Portugal consults with U.S. authorities

Portugal is consulting with U.S. authorities after media reports claimed airplanes allegedly belonging to companies used by the CIA to transport terrorism suspects landed at Portuguese airports, Foreign Minister Diogo do Amaral said Friday. "We're in touch with the United States" about the alleged flights, Freitas do Amaral said. He said Portugal was also involved in inquiries about the flights through other channels, including the European Union and the Council of Europe.

"At this point, we're working on a bilateral level and at an EU level" to clarify the nature of the flights, Freitas do Amaral told reporters.

He declined to provide further details, saying he would furnish information in his possession to a parliamentary committee in coming weeks.

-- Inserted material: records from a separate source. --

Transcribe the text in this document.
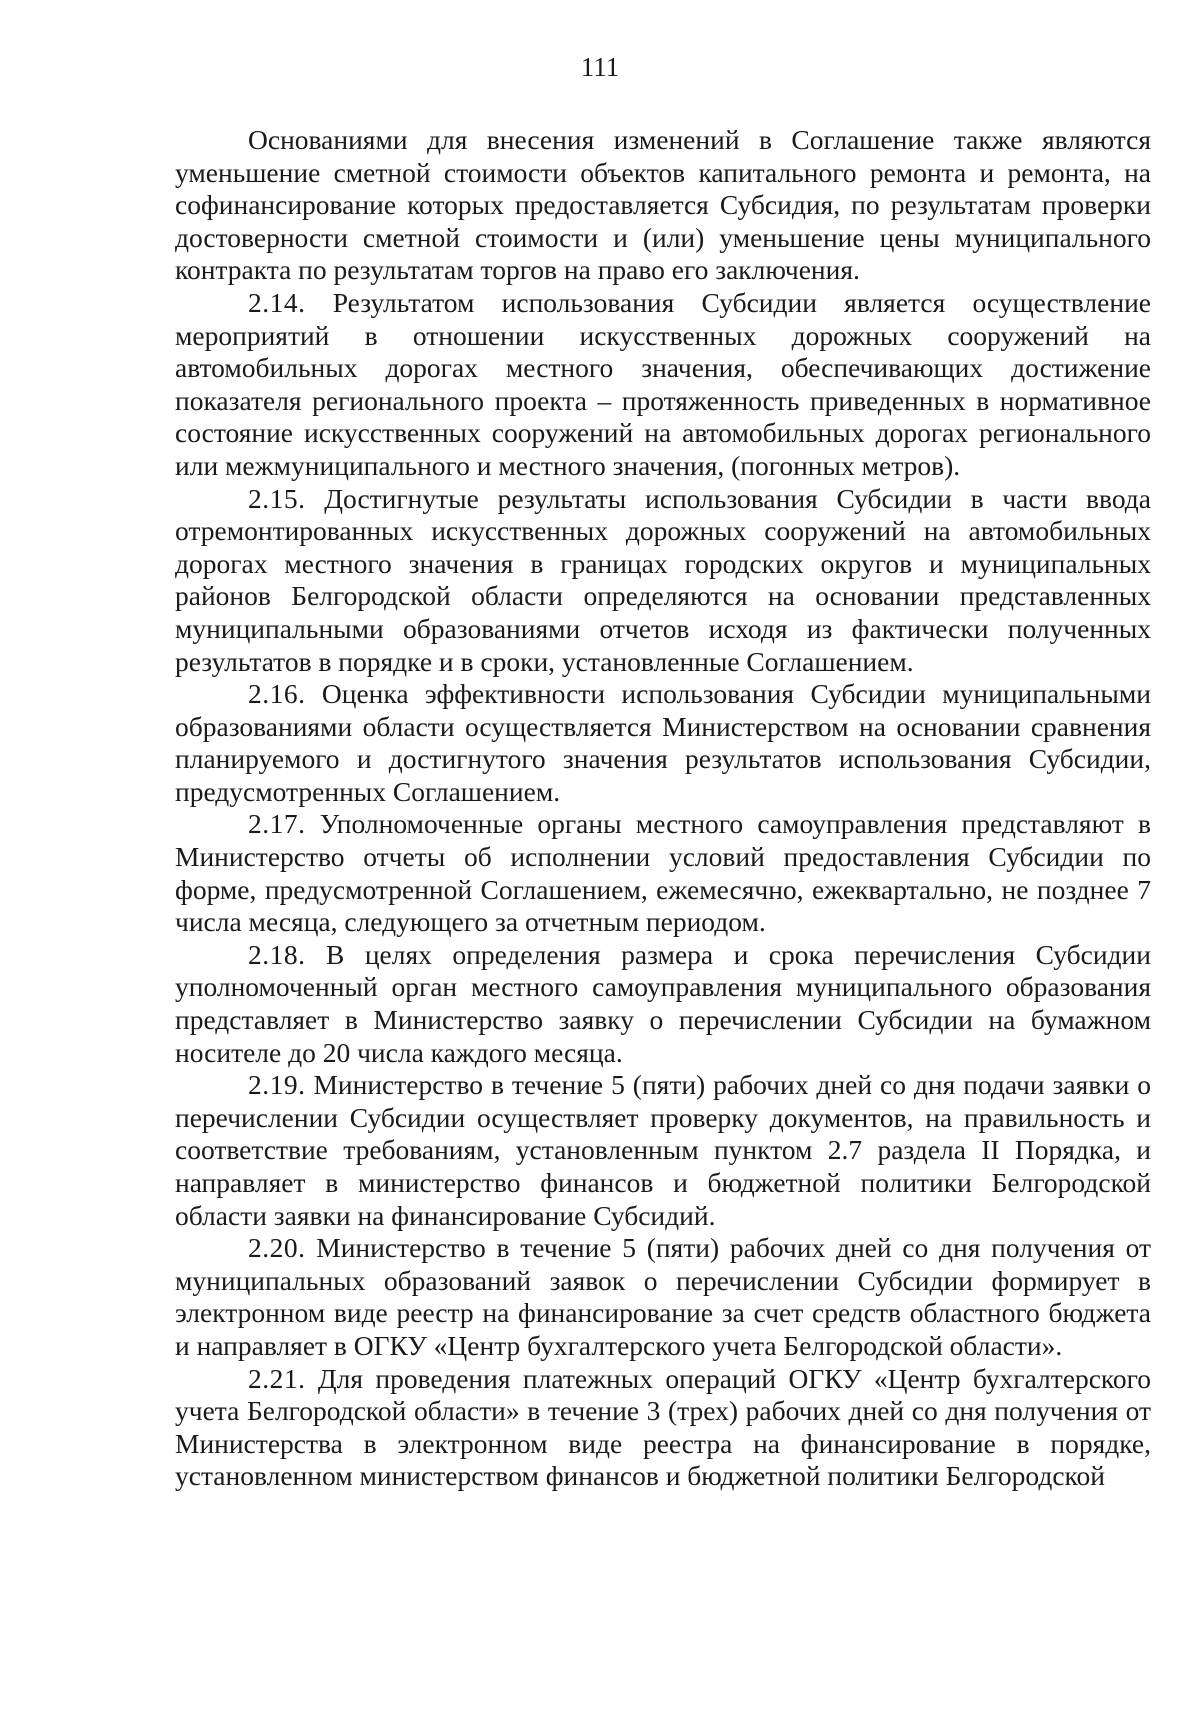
111

Основаниями для внесения изменений в Соглашение также являются уменьшение сметной стоимости объектов капитального ремонта и ремонта, на софинансирование которых предоставляется Субсидия, по результатам проверки достоверности сметной стоимости и (или) уменьшение цены муниципального контракта по результатам торгов на право его заключения.

2.14. Результатом использования Субсидии является осуществление мероприятий в отношении искусственных дорожных сооружений на автомобильных дорогах местного значения, обеспечивающих достижение показателя регионального проекта – протяженность приведенных в нормативное состояние искусственных сооружений на автомобильных дорогах регионального или межмуниципального и местного значения, (погонных метров).

2.15. Достигнутые результаты использования Субсидии в части ввода отремонтированных искусственных дорожных сооружений на автомобильных дорогах местного значения в границах городских округов и муниципальных районов Белгородской области определяются на основании представленных муниципальными образованиями отчетов исходя из фактически полученных результатов в порядке и в сроки, установленные Соглашением.

2.16. Оценка эффективности использования Субсидии муниципальными образованиями области осуществляется Министерством на основании сравнения планируемого и достигнутого значения результатов использования Субсидии, предусмотренных Соглашением.

2.17. Уполномоченные органы местного самоуправления представляют в Министерство отчеты об исполнении условий предоставления Субсидии по форме, предусмотренной Соглашением, ежемесячно, ежеквартально, не позднее 7 числа месяца, следующего за отчетным периодом.

2.18. В целях определения размера и срока перечисления Субсидии уполномоченный орган местного самоуправления муниципального образования представляет в Министерство заявку о перечислении Субсидии на бумажном носителе до 20 числа каждого месяца.

2.19. Министерство в течение 5 (пяти) рабочих дней со дня подачи заявки о перечислении Субсидии осуществляет проверку документов, на правильность и соответствие требованиям, установленным пунктом 2.7 раздела II Порядка, и направляет в министерство финансов и бюджетной политики Белгородской области заявки на финансирование Субсидий.

2.20. Министерство в течение 5 (пяти) рабочих дней со дня получения от муниципальных образований заявок о перечислении Субсидии формирует в электронном виде реестр на финансирование за счет средств областного бюджета и направляет в ОГКУ «Центр бухгалтерского учета Белгородской области».

2.21. Для проведения платежных операций ОГКУ «Центр бухгалтерского учета Белгородской области» в течение 3 (трех) рабочих дней со дня получения от Министерства в электронном виде реестра на финансирование в порядке, установленном министерством финансов и бюджетной политики Белгородской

The Foreign Ministry has previously said it had no evidence CIA planes were authorized to land or had landed since the current government came to power last March. Officials have declined to comment on what had happened under previous governments, though they said the Defense Ministry was checking flight records.

Daily paper Diario de Noticias reported in Friday's edition that 34 planes that landed in Portugal over the past three years were suspected of involvement in secret CIA operations.

One of the aircraft landed in Portugal's mid-Atlantic Azores Islands in November 2003 and then flew to the U.S. Naval base at Guantanamo, Cuba, where the United States has a prison for Islamic terror suspects, the paper claimed. It did not provide its source for the information.

Other newspapers have published photographs of planes allegedly used by the CIA at Portuguese airports. The photos were taken by plane spotters, reports the AP. I.L.